The mother of the North Bergen man serving 22 years on terrorism-related charges told The Jersey Journal Tuesday that she feels her son’s sentencing 10 minutes after the Boston Marathon bombing led to an injustice.
“It was at the same time, the same minutes,” Nadia Alessa, 53, said at her North Bergen home of the sentencing of her son, Mohamed Alessa, 23, who is in a federal correctional facility in Brooklyn.
“I don’t think the judge had any mercy in his heart,” Nadia Alessa said of U.S. District Judge Dickinson Debevoise who also sentenced her son’s codefendant, Carlos Almonte, 27, of Elmwood Park, on April 15 in Newark to 20 years in prison. “There was no mercy. If he had mercy, not even for my son, for me ... I don’t have anyone but him.”
Alessa said killers receive sentences as severe as her son and she said he hurt no one.
“In court they said ‘Mohamed said to Carlos.

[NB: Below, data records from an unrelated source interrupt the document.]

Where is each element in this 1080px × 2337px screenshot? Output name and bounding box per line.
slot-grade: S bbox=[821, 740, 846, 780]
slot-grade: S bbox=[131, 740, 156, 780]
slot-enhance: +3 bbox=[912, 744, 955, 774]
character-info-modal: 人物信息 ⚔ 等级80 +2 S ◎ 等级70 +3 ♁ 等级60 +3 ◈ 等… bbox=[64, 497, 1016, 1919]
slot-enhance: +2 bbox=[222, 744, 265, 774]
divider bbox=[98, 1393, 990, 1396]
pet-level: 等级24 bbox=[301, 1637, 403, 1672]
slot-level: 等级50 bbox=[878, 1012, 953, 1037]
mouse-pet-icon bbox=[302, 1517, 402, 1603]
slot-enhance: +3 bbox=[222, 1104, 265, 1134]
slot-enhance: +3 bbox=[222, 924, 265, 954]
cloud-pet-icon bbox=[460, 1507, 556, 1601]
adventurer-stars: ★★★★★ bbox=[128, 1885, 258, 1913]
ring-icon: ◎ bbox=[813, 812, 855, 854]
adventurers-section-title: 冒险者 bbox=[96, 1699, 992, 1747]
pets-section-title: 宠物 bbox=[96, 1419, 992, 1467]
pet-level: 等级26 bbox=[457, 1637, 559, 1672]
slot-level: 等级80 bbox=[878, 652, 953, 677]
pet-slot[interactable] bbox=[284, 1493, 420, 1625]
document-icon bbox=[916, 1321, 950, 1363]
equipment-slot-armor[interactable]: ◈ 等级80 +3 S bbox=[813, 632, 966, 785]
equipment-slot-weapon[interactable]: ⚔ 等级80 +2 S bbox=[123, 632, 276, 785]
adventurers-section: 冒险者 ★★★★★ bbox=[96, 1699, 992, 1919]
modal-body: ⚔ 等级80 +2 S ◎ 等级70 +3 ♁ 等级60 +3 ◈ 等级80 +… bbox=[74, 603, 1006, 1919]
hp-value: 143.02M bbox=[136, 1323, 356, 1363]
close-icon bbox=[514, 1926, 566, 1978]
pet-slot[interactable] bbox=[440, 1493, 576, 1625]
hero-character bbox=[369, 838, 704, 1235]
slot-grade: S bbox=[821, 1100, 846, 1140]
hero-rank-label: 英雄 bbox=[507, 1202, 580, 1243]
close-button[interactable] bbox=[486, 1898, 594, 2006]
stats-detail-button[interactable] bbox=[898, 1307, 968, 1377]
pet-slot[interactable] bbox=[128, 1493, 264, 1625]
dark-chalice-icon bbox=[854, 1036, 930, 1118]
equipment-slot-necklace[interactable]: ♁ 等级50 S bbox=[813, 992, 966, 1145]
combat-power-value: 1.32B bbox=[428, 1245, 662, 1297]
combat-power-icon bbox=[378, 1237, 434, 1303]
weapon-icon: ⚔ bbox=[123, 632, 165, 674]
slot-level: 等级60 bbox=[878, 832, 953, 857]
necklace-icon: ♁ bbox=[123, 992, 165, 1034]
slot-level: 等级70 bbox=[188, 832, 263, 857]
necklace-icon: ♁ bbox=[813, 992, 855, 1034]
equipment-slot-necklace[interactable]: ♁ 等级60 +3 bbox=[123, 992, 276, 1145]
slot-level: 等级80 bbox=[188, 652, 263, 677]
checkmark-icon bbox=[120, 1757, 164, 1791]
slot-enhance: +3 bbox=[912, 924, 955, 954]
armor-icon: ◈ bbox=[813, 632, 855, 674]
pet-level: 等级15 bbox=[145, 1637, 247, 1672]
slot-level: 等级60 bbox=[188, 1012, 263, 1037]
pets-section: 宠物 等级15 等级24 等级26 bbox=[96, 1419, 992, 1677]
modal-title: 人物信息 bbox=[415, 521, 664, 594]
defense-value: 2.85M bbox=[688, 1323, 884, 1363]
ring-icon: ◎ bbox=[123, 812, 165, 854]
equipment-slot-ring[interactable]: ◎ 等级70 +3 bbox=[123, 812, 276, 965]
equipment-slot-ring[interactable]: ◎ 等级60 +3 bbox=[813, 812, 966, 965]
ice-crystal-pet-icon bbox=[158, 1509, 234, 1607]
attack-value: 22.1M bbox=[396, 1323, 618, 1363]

Carlos said to Mohamed.’ They never said ‘Mohamed did.’ They never said ‘Carlos did,’” the mother said.
The pair were arrested at JFK International Airport in 2010 as they were about to board separate flights to Egypt and they pleaded guilty in 2011 to conspiring to join an armed Islamic group in Somalia with ties to al-Qaida.
At a press conference after the guilty pleas, U.S. Attorney Paul J. Fishman said, “Their aim was to murder people with beliefs not aligned with their own extremist philosophy ... They wanted to commit violence on non-believers.”
After the sentencing, the pairs’ attorneys filed motions to have the sentence reconsidered, alleging the judge had been influenced by the Boston bombing and the government had changed its approach at the sentencing based on it’s knowledge of the bombing.
Federal prosecutors went from discussing the characteristics of the defendants to instead focusing on “the vulnerability of the American urban environment to terrorist attack,” according to a defense motion.
The defense attorneys argued federal prosecutors handling the Alessa/Almonte case were handed a note by a federal agent minutes after the Boston bombing and the government sought “to conceal, then exploit,” the information. The attorneys said they would have asked for a delay if they had been aware of the Boston attacks.
One of the federal prosecutors is the chief of the National Security Unit for the US Attorney’s Office in Newark.
Debevoise said in court filings that he “first learned of the Boston events when someone mentioned them to me when I was about to re-enter the courtroom to impose a final sentence. They had nothing to do with the sentence I imposed.”
Rebekah Carmichael, spokeswoman for the US Attorney’s Office, said today that the Boston bombing had no impact on the presentation by prosecutors at the sentencing nor on the sentences they sought.
“Issues regarding deterrence, including related to domestic terrorism, were raised by the government at the sentencing hearing before it had any knowledge of the bombing,” Carmichael said.
As for the note passed to prosecutors, Carmichael said, “It’s hardly remarkable that the chief of the Office of the National Security Unit would be notified of an attack shortly after it happened.”